La joie de la garde alternée

5 réponses pour “La joie de la garde alternée

  • JD

    Malheureusement, les choix qui s’imposent sont simples: soit les enfants sont privés d’un de leur parent (en général le père, qui devient un père McDo du week end et ne peut absolument pas créer le lien du quotidien), soit c’est la garde alternée et les enfants ont une vraie relation avec leurs deux parents. Si la possibilité existe d’offrir aux enfants une vraie relation avec leurs deux parents, alors il ne faut pas hésiter. Mais alors tout faire pour rendre la vie des enfants la plus supportable possible : une garde alternée de minimum une semaine (15 jours c’est trop long pour des enfants petits, mais pourquoi pas à l’adolescence) mais certainement pas 1 jour sur 2, c’est invivable. Imaginez vous devoir changer d’endroit chaque jour ! C’est schizophrénique et je comprend évidemment la remarque d’Anna.

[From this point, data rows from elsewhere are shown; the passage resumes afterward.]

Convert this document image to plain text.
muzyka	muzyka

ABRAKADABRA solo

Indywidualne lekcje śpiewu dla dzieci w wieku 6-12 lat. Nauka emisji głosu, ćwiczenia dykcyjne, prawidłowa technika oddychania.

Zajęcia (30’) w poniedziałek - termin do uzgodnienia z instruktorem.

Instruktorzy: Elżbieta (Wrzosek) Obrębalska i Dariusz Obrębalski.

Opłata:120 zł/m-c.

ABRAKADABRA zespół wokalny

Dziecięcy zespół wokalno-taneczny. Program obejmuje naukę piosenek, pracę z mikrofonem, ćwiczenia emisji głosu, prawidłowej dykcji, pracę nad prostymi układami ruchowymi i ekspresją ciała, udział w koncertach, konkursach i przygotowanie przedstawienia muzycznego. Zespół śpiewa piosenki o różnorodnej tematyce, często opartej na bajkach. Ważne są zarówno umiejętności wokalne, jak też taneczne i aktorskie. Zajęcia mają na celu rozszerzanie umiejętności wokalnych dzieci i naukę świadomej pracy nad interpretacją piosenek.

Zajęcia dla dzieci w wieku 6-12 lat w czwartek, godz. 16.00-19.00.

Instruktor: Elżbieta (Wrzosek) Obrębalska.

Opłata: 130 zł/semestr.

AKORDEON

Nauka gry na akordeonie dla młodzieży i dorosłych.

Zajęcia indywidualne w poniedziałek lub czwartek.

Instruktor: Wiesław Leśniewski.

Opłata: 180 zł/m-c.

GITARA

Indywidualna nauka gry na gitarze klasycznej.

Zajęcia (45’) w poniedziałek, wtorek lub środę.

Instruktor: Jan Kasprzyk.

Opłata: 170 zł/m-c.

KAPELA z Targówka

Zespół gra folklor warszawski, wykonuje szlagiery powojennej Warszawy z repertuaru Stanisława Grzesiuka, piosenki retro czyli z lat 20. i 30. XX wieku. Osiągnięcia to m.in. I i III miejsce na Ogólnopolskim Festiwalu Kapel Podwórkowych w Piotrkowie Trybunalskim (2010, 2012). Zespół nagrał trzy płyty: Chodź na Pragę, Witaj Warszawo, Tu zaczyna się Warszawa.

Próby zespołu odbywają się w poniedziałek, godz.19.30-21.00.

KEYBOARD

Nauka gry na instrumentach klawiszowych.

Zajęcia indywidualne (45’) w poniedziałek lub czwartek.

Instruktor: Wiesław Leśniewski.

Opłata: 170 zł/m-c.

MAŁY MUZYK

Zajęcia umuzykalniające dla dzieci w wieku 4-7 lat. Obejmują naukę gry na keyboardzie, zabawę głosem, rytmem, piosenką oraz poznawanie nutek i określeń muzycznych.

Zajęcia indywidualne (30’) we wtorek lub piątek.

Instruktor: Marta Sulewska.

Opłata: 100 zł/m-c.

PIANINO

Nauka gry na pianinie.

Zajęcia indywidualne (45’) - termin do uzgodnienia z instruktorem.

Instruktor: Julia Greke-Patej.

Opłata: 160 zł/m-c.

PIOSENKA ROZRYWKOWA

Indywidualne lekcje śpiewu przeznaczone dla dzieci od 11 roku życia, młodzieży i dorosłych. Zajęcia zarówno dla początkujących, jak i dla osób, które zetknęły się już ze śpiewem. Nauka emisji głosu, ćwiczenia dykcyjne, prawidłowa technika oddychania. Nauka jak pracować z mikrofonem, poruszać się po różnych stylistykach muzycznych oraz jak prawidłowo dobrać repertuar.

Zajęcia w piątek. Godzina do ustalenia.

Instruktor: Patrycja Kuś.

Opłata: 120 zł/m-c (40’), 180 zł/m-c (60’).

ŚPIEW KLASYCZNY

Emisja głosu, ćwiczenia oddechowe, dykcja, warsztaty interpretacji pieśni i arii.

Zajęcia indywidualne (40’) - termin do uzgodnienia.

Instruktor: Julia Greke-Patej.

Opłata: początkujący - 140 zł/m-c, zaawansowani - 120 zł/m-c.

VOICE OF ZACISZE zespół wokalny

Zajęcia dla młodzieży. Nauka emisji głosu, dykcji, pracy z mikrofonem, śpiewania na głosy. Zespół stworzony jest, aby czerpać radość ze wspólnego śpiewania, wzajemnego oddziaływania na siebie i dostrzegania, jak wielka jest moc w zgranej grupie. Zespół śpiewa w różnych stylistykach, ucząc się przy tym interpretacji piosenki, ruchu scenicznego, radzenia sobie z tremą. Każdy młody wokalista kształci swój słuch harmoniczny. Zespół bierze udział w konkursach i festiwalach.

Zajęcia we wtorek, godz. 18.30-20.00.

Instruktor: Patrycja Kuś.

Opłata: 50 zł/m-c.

Mais ayez en tete ceci : les enfants en garde alternée sont beaucoup plus choyés que les autres, car justement, à chaque fois qu’ils arrivent c’est la fête, le parent qui les attend porte une plus grande attention sur eux quand ils arrivent. De surcroit, ils ont tout en double : vacances, jouets, cadeaux, activités… Alors oui, c’est pas facile pour eux, mais c’est le moindre mal pour tout le monde. Et même, si c’est bien géré, c’est à dire en tenant toujours compte du point de vue de l’enfant (séparations pas trop longues / déplacements réduits au maximum dans leur fréquences et leurs distances), alors c’est vraiment ce qu’il y a de mieux.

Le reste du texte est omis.